Without artifical big delay it's hard to imagine how nodes[iip] pointer
would be initialized to some other qp_trie_branch or leaf during delete,
then memory reused and nodes[iip] is initialized again with the same address.
Theoretically possible, but unlikely, right?
And with correct ordering of scrubbing and updates to
br->nodes, br->bitmap, br->index it can be made safe.

We can add a sequence number to qp_trie_branch as well and read it before and after.
Every reuse would inc the seq.
If seq number differs, re-read the node pointer form parent.

> The problem may can be solved by zeroing the unused or whole part of allocated
> object. Maybe adding a paired smp_wmb() and smp_rmb() to ensure the update of
> node array happens before the update of bitmap is also OK and the cost will be
> much cheaper in x86 host.

Something like this, right.
We can also consider doing lookup under spin_lock. For a large branchy trie
the cost of spin_lock maybe negligible.

> Beside lookup procedure, get_next_key() from syscall also lookups trie
> locklessly. If the branch node is reused, the order of returned keys may be
> broken. There is also a parent pointer in branch node and it is used for reverse
> lookup during get_next_key, the reuse may lead to unexpected skip in iteration.

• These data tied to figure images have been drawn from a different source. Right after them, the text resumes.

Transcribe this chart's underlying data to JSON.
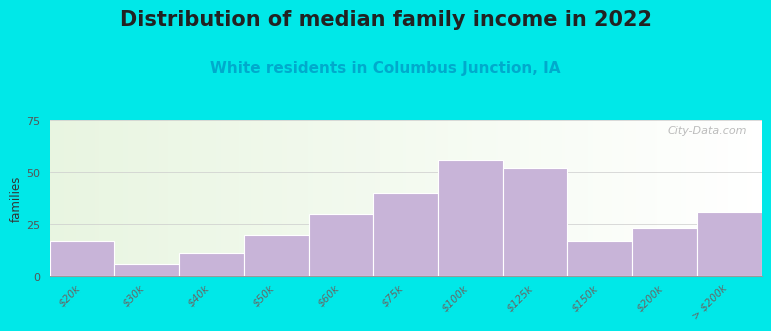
{
  "title": "Distribution of median family income in 2022",
  "subtitle": "White residents in Columbus Junction, IA",
  "ylabel": "families",
  "categories": [
    "$20k",
    "$30k",
    "$40k",
    "$50k",
    "$60k",
    "$75k",
    "$100k",
    "$125k",
    "$150k",
    "$200k",
    "> $200k"
  ],
  "values": [
    17,
    6,
    11,
    20,
    30,
    40,
    56,
    52,
    17,
    23,
    31
  ],
  "bar_color": "#c8b4d8",
  "bar_edge_color": "#ffffff",
  "ylim": [
    0,
    75
  ],
  "yticks": [
    0,
    25,
    50,
    75
  ],
  "background_outer": "#00e8e8",
  "title_fontsize": 15,
  "subtitle_fontsize": 11,
  "subtitle_color": "#00aacc",
  "watermark": "City-Data.com",
  "bar_width": 1.0
}
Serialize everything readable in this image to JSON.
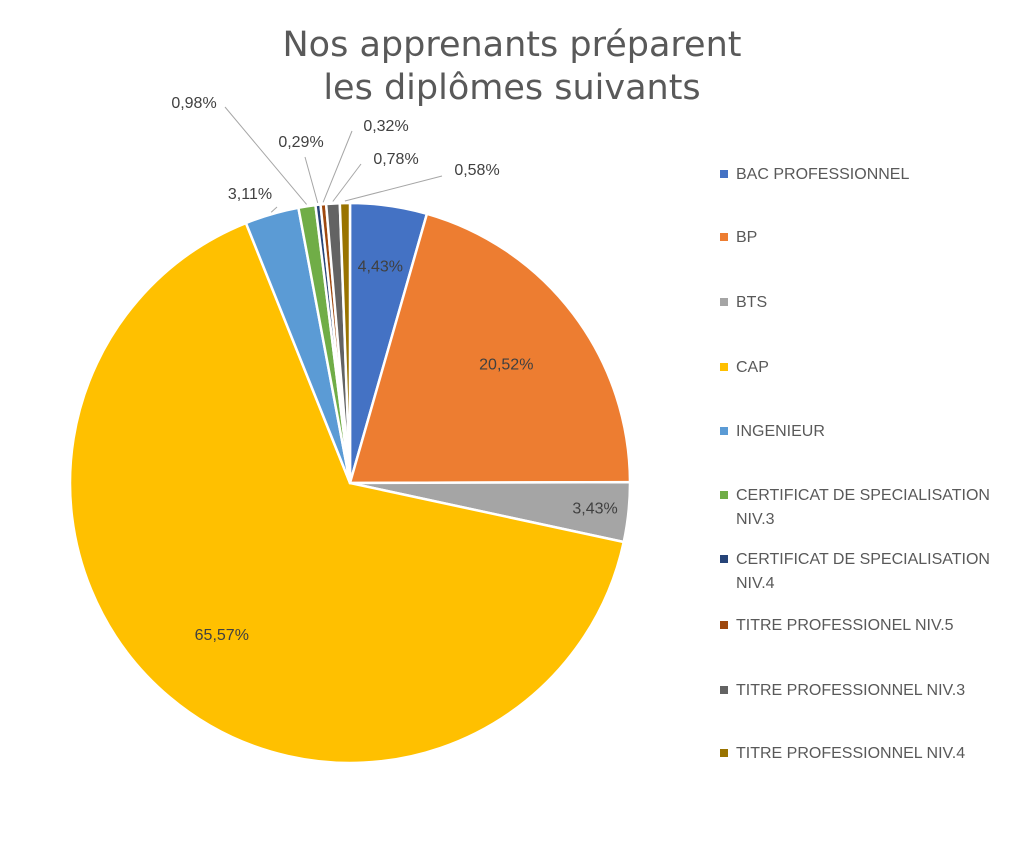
{
  "chart_data": {
    "type": "pie",
    "title": "Nos apprenants préparent les diplômes suivants",
    "title_lines": [
      "Nos apprenants préparent",
      "les diplômes suivants"
    ],
    "legend_position": "right",
    "slices": [
      {
        "name": "BAC PROFESSIONNEL",
        "legend_lines": [
          "BAC PROFESSIONNEL"
        ],
        "value": 4.43,
        "label": "4,43%",
        "color": "#4472C4"
      },
      {
        "name": "BP",
        "legend_lines": [
          "BP"
        ],
        "value": 20.52,
        "label": "20,52%",
        "color": "#ED7D31"
      },
      {
        "name": "BTS",
        "legend_lines": [
          "BTS"
        ],
        "value": 3.43,
        "label": "3,43%",
        "color": "#A5A5A5"
      },
      {
        "name": "CAP",
        "legend_lines": [
          "CAP"
        ],
        "value": 65.57,
        "label": "65,57%",
        "color": "#FFC000"
      },
      {
        "name": "INGENIEUR",
        "legend_lines": [
          "INGENIEUR"
        ],
        "value": 3.11,
        "label": "3,11%",
        "color": "#5B9BD5"
      },
      {
        "name": "CERTIFICAT DE SPECIALISATION NIV.3",
        "legend_lines": [
          "CERTIFICAT DE SPECIALISATION",
          "NIV.3"
        ],
        "value": 0.98,
        "label": "0,98%",
        "color": "#70AD47"
      },
      {
        "name": "CERTIFICAT DE SPECIALISATION NIV.4",
        "legend_lines": [
          "CERTIFICAT DE SPECIALISATION",
          "NIV.4"
        ],
        "value": 0.29,
        "label": "0,29%",
        "color": "#264478"
      },
      {
        "name": "TITRE PROFESSIONEL NIV.5",
        "legend_lines": [
          "TITRE PROFESSIONEL NIV.5"
        ],
        "value": 0.32,
        "label": "0,32%",
        "color": "#9E480E"
      },
      {
        "name": "TITRE PROFESSIONNEL NIV.3",
        "legend_lines": [
          "TITRE PROFESSIONNEL NIV.3"
        ],
        "value": 0.78,
        "label": "0,78%",
        "color": "#636363"
      },
      {
        "name": "TITRE PROFESSIONNEL NIV.4",
        "legend_lines": [
          "TITRE PROFESSIONNEL NIV.4"
        ],
        "value": 0.58,
        "label": "0,58%",
        "color": "#997300"
      }
    ]
  }
}
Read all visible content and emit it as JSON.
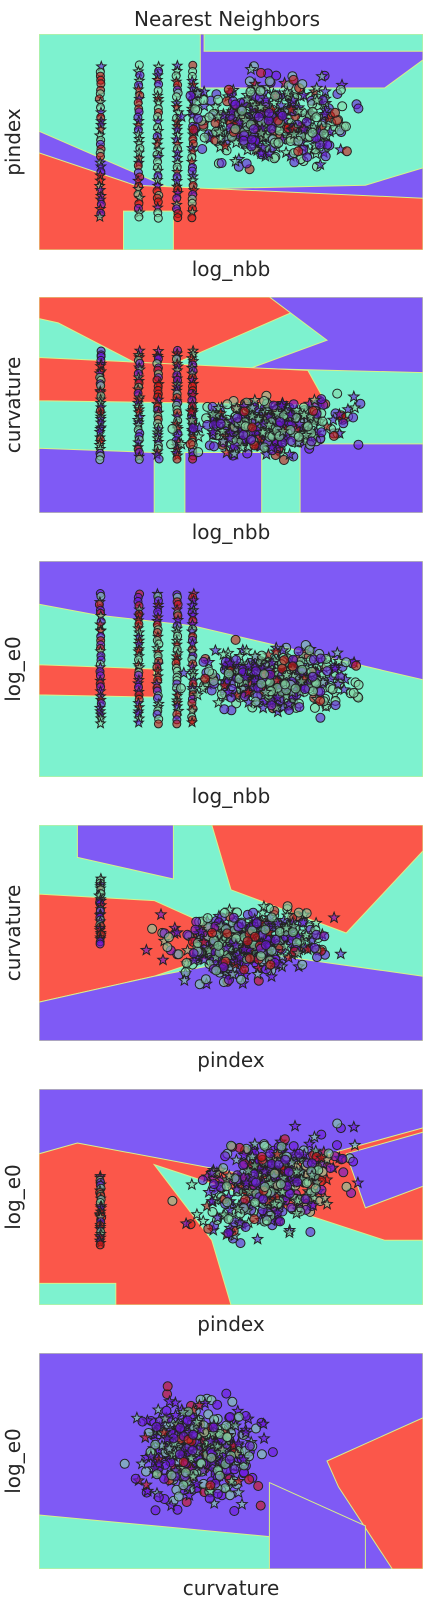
{
  "figure": {
    "title": "Nearest Neighbors"
  },
  "palette": {
    "region_purple": "#7f5af5",
    "region_aqua": "#7df2cf",
    "region_red": "#fb574a",
    "region_yellow_boundary": "#d8f08a",
    "point_purple": "#6a16d8",
    "point_green": "#84d7a6",
    "point_red": "#cf1616",
    "marker_edge": "#222222"
  },
  "chart_data": [
    {
      "type": "scatter",
      "xlabel": "log_nbb",
      "ylabel": "pindex",
      "ticks_shown": false,
      "grid": false,
      "legend": "none",
      "marker_shapes": [
        "circle",
        "star"
      ],
      "background": "decision-regions",
      "point_classes": [
        "purple",
        "green",
        "red"
      ],
      "x_columns": [
        0.16,
        0.26,
        0.31,
        0.36,
        0.4
      ]
    },
    {
      "type": "scatter",
      "xlabel": "log_nbb",
      "ylabel": "curvature",
      "ticks_shown": false,
      "grid": false,
      "legend": "none",
      "marker_shapes": [
        "circle",
        "star"
      ],
      "background": "decision-regions",
      "point_classes": [
        "purple",
        "green",
        "red"
      ],
      "x_columns": [
        0.16,
        0.26,
        0.31,
        0.36,
        0.4
      ]
    },
    {
      "type": "scatter",
      "xlabel": "log_nbb",
      "ylabel": "log_e0",
      "ticks_shown": false,
      "grid": false,
      "legend": "none",
      "marker_shapes": [
        "circle",
        "star"
      ],
      "background": "decision-regions",
      "point_classes": [
        "purple",
        "green",
        "red"
      ],
      "x_columns": [
        0.16,
        0.26,
        0.31,
        0.36,
        0.4
      ]
    },
    {
      "type": "scatter",
      "xlabel": "pindex",
      "ylabel": "curvature",
      "ticks_shown": false,
      "grid": false,
      "legend": "none",
      "marker_shapes": [
        "circle",
        "star"
      ],
      "background": "decision-regions",
      "point_classes": [
        "purple",
        "green",
        "red"
      ]
    },
    {
      "type": "scatter",
      "xlabel": "pindex",
      "ylabel": "log_e0",
      "ticks_shown": false,
      "grid": false,
      "legend": "none",
      "marker_shapes": [
        "circle",
        "star"
      ],
      "background": "decision-regions",
      "point_classes": [
        "purple",
        "green",
        "red"
      ]
    },
    {
      "type": "scatter",
      "xlabel": "curvature",
      "ylabel": "log_e0",
      "ticks_shown": false,
      "grid": false,
      "legend": "none",
      "marker_shapes": [
        "circle",
        "star"
      ],
      "background": "decision-regions",
      "point_classes": [
        "purple",
        "green",
        "red"
      ]
    }
  ]
}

qp_trie_lookup_next_node can be done under spin_lock.
Iterating all map elements is a slow operation anyway.

> > Instead of call_rcu in qp_trie_branch_free (which will work only for
> > regular progs and have high overhead as demonstrated by mem_alloc patches)
> > the qp-trie freeing logic can scrub that element, so it's ready to be
> > reused as another struct qp_trie_branch.
> > I guess I'm missing how rcu protects this internal data structures of qp-trie.
> > The rcu_read_lock of regular bpf prog helps to stay lock-less during lookup?
> > Is that it?
> Yes. The update is made atomic by copying the parent branch node to a new branch
> node and replacing the pointer to the parent branch node by the new branch node,
> so the lookup procedure either find the old branch node or the new branch node.
> > So to make qp-trie work in sleepable progs the algo would need to
> > be changed to do both call_rcu and call_rcu_task_trace everywhere
> > to protect these inner structs?
> > call_rcu_task_trace can take long time. So qp_trie_branch-s may linger
> > around. So quick update/delete (in sleepable with call_rcu_task_trace)
> > may very well exhaust memory. With bpf_mem_alloc we don't have this issue
> > since rcu_task_trace gp is observed only when freeing into global mem pool.
> > Say qp-trie just uses bpf_mem_alloc for qp_trie_branch.
> > What is the worst that can happen? qp_trie_lookup_elem will go into wrong
> > path, but won't crash, right? Can we do hlist_nulls trick to address that?
> > In other words bpf_mem_alloc reuse behavior is pretty much SLAB_TYPESAFE_BY_RCU.
> > Many kernel data structures know how to deal with such object reuse.
> > We can have a private bpf_mem_alloc here for qp_trie_branch-s only and
> > construct a logic in a way that obj reuse is not problematic.
> As said above, qp_trie_lookup_elem may be OK with SLAB_TYPESAFE_BY_RCU. But I
> don't know how to do it for get_next_key because the iteration result needs to
> be ordered and can not skip existed elements before the iterations begins.

imo it's fine to spin_lock in get_next_key.
We should measure the lock overhead in lookup. It might be acceptable too.

> If removing immediate reuse from bpf_mem_alloc, beside the may-decreased
> performance, is there any reason we can not do that ?

What do you mean?
Always do call_rcu + call_rcu_tasks_trace for every bpf_mem_free ?
As I said above:
" call_rcu_task_trace can take long time. So qp_trie_branch-s may linger
  around. So quick update/delete (in sleepable with call_rcu_task_trace)
  may very well exhaust memory.
"
As an exercise try samples/bpf/map_perf_test on non-prealloc hashmap
before mem_alloc conversion. Just regular call_rcu consumes 100% of all cpus.
With call_rcu_tasks_trace it's worse. It cannot sustain such flood.